The novel is strongest in its first third, when the story is told though George's perspective. He undergoes the greatest change over the course of the novel, and becomes the most sympathetic of the point-of-view characters. We see him fall in love, for the first time in his life, and even learn to feel a little sorry for him, even for all his super-wealth and uber-privilege. He's trapped in a prison he barely understands, and while that's nothing compared to the immiseration and privation of the poverty-stricken masses, it is still comprehensible.

If I have a problem with By Light Alone, it's that the perspective of the younger characters seems a little forced.
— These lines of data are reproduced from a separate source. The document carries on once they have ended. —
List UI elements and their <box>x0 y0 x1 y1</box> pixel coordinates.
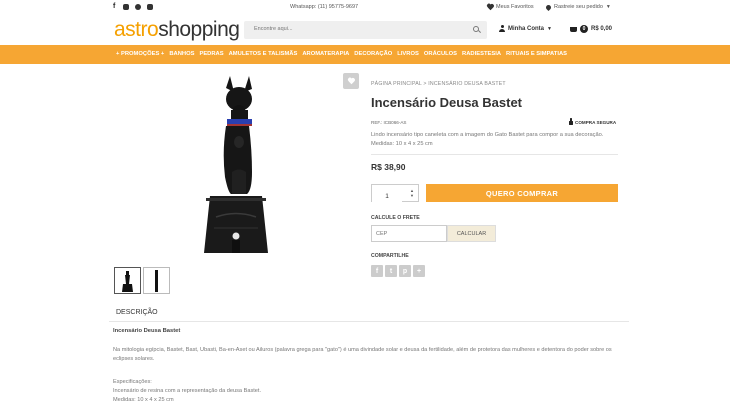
chevron-down-icon[interactable]: ▼ <box>410 193 414 198</box>
cart-button[interactable]: 0 R$ 0,00 <box>570 25 612 33</box>
specification-line: Incensário de resina com a representação… <box>113 388 262 394</box>
product-thumbnail[interactable] <box>114 267 141 294</box>
cart-icon <box>570 26 577 32</box>
breadcrumb[interactable]: PÁGINA PRINCIPAL > INCENSÁRIO DEUSA BAST… <box>371 81 506 87</box>
nav-item-pedras[interactable]: PEDRAS <box>199 51 223 57</box>
pinterest-share-icon[interactable]: p <box>399 265 411 277</box>
top-bar: f Whatsapp: (11) 95775-9697 Meus Favorit… <box>0 0 730 15</box>
track-order-label: Rastreie seu pedido <box>554 4 603 10</box>
calculate-shipping-button[interactable]: CALCULAR <box>447 225 496 242</box>
favorites-link[interactable]: Meus Favoritos <box>487 4 534 10</box>
nav-list: + PROMOÇÕES + BANHOS PEDRAS AMULETOS E T… <box>116 51 572 57</box>
heart-icon <box>487 4 493 10</box>
secure-label: COMPRA SEGURA <box>575 120 617 125</box>
nav-item-promocoes[interactable]: + PROMOÇÕES + <box>116 51 164 57</box>
share-buttons: f t p + <box>371 265 425 277</box>
nav-item-oraculos[interactable]: ORÁCULOS <box>424 51 457 57</box>
buy-button[interactable]: QUERO COMPRAR <box>426 184 618 202</box>
nav-item-amuletos[interactable]: AMULETOS E TALISMÃS <box>229 51 298 57</box>
logo-part-shopping: shopping <box>158 18 240 41</box>
cart-count-badge: 0 <box>580 25 588 33</box>
search-input[interactable] <box>254 26 454 32</box>
share-label: COMPARTILHE <box>371 253 409 259</box>
site-logo[interactable]: astroshopping <box>114 18 240 42</box>
nav-item-aromaterapia[interactable]: AROMATERAPIA <box>302 51 349 57</box>
chevron-down-icon: ▼ <box>547 25 552 32</box>
pinterest-icon[interactable] <box>135 4 141 10</box>
nav-item-banhos[interactable]: BANHOS <box>169 51 194 57</box>
quantity-input[interactable] <box>372 188 402 205</box>
heart-icon <box>348 78 354 84</box>
cart-total: R$ 0,00 <box>591 26 613 32</box>
description-title: Incensário Deusa Bastet <box>113 328 181 334</box>
thumbnail-image <box>155 270 158 292</box>
instagram-icon[interactable] <box>123 4 129 10</box>
location-pin-icon <box>544 3 553 11</box>
favorites-label: Meus Favoritos <box>496 4 534 10</box>
product-short-description: Lindo incensário tipo caneleta com a ima… <box>371 132 604 147</box>
nav-item-rituais[interactable]: RITUAIS E SIMPATIAS <box>506 51 567 57</box>
divider <box>109 321 629 322</box>
cep-field <box>371 225 447 242</box>
add-favorite-button[interactable] <box>343 73 359 89</box>
product-title: Incensário Deusa Bastet <box>371 95 523 110</box>
search-bar <box>244 21 487 39</box>
product-ref: REF.: ICB066-AS <box>371 120 407 125</box>
logo-part-astro: astro <box>114 18 159 41</box>
cep-input[interactable] <box>376 231 442 237</box>
user-icon <box>499 25 505 32</box>
description-body: Na mitologia egípcia, Bastet, Bast, Ubas… <box>113 347 612 362</box>
facebook-share-icon[interactable]: f <box>371 265 383 277</box>
main-nav: + PROMOÇÕES + BANHOS PEDRAS AMULETOS E T… <box>0 45 730 64</box>
thumbnail-image <box>122 271 133 292</box>
whatsapp-contact: Whatsapp: (11) 95775-9697 <box>290 4 359 10</box>
account-menu[interactable]: Minha Conta ▼ <box>499 25 552 32</box>
plus-share-icon[interactable]: + <box>413 265 425 277</box>
secure-purchase-badge: COMPRA SEGURA <box>569 118 617 125</box>
product-main-image[interactable] <box>146 72 326 253</box>
nav-item-radiestesia[interactable]: RADIESTESIA <box>462 51 501 57</box>
nav-item-decoracao[interactable]: DECORAÇÃO <box>354 51 392 57</box>
search-icon[interactable] <box>473 26 479 32</box>
twitter-share-icon[interactable]: t <box>385 265 397 277</box>
youtube-icon[interactable] <box>147 4 153 10</box>
nav-item-livros[interactable]: LIVROS <box>397 51 419 57</box>
bastet-statue-image <box>204 76 268 253</box>
product-price: R$ 38,90 <box>371 162 406 172</box>
facebook-icon[interactable]: f <box>113 3 117 10</box>
product-thumbnail[interactable] <box>143 267 170 294</box>
chevron-down-icon: ▼ <box>605 4 611 10</box>
specifications-label: Especificações: <box>113 379 152 385</box>
shipping-label: CALCULE O FRETE <box>371 215 420 221</box>
tab-description[interactable]: DESCRIÇÃO <box>116 309 158 316</box>
divider <box>371 154 618 155</box>
lock-icon <box>569 118 573 125</box>
social-links: f <box>113 3 153 10</box>
account-label: Minha Conta <box>508 25 544 32</box>
quantity-stepper[interactable]: ▲▼ <box>371 184 419 205</box>
track-order-link[interactable]: Rastreie seu pedido ▼ <box>544 3 611 11</box>
specification-line: Medidas: 10 x 4 x 25 cm <box>113 397 174 403</box>
quantity-arrows[interactable]: ▲ ▼ <box>410 188 414 198</box>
The lies and elisions of truth that the elder characters impose upon themselves work, because learning to lie, to eliding certain truths, and learning to live with those lies and those elisions, is all part of the grand tradition of adult compromise. But the lies and half-truths the younger characters live with strike a false note, soft though it is. The younger characters are just at  the age when kids begin to question their world, and call adults on their compromises and deceits. The young characters here are just a little too accepting for young teenagers. But this is a small complaint, and I can see why Roberts wrote the younger characters as he did.

The faint of heart should take note: there's some squicky sex in the novel. Although these scenes are written dispassionately and without the least hint of prurient interest, they're still pretty unsettling.

By Light Alone is a novel in the grand tradition of science fiction: it's a novel of social conscience, a novel that asks us not to get complacent, not to stop with slogans like "world peace" or "an end to world hunger," but to think beyond, to consider consequences. To remember that everyone is important, that everything matters. And it's a novel about the personal, about the private. About loss, and love. It asks us to remember to love our kids. To remember that the time we spend with them is precious. And I would be remiss if I didn't also mention the novel's lovely cover, a really gorgeous piece of design work.